West Virginia was the bullseye it seemed to push toward. The entire state braced for what it expected would produce over one, to perhaps more than one foot. Some warnings even told the far Eastern Panhandle counties of Berkeley and Jefferson to prepare for two feet.
Then the storm brought its fury to the Mountain State, but not in the way most expected.
“We have been out every day,” said Tori Drainer, Shinnston City Manager, last week. “It’s been tough when you think of how bad the storm really got in the state.
She pointed out the difference between this and typical West Virginia winter storms, saying “it’s about fifty-fifty snow and ice.” Drainer added that “the first day we got a lot of ice, then snow on top of snow.”
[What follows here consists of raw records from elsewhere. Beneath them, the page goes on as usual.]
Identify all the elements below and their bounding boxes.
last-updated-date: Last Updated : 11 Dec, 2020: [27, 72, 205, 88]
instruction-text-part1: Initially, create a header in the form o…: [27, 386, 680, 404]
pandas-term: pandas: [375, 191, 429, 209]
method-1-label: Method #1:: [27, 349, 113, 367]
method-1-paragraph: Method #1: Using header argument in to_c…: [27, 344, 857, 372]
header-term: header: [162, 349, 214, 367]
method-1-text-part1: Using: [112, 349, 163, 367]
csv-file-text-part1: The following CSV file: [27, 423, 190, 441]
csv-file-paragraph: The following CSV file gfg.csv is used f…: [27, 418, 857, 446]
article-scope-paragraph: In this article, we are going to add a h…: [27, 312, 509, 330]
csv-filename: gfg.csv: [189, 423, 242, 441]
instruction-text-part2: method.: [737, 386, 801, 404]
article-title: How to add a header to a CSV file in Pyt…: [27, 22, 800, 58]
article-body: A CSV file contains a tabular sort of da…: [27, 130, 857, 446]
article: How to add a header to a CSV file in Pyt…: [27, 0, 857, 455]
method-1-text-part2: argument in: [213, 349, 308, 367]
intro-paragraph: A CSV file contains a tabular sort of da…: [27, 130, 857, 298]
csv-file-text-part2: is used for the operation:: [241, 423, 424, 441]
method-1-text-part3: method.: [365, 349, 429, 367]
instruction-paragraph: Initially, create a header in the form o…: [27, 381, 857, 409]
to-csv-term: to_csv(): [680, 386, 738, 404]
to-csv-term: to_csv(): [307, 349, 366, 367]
The ice came in the form of sleet, which normally does not appear during the bitterly cold temperatures that came with the storm.
Sleet differs from freezing rain. The latter falls as rain from the sky, then freezes on contact with surfaces at certain temperatures. Sleet happens when snow originates in high atmosphere cloud formations, melts as it falls through a layer of air warmer than 32 degrees F, then falls through another subfreezing layer of air.
Droplets of water refreeze into tiny ice spheres and stay as such until they accumulate on the ground like snow. In mountain counties, enough accumulated on mountainsides that large banks of sleet and snow surged downward into roadways, blocking them with dense ice. Graders stepped in where snow plows could not.
In some cases, vital roads were cleared by equipment in use since the presidency of Richard Nixon, but not Shinnston.
“We prepared a month in advance” for winter,” shared Drainer. Shinnston stocked up on supplies needed when storms hit. Furthermore, the City Manager stated that “we have really good equipment. We replace our old equipment regularly.” Back hoes and other heavy equipment worked on areas in the City’s purview.
“The amount of snow has been crazy,” Drainer noted, “people were surprised.” But as she explained, when the weather gets crazy, Shinnston is prepared.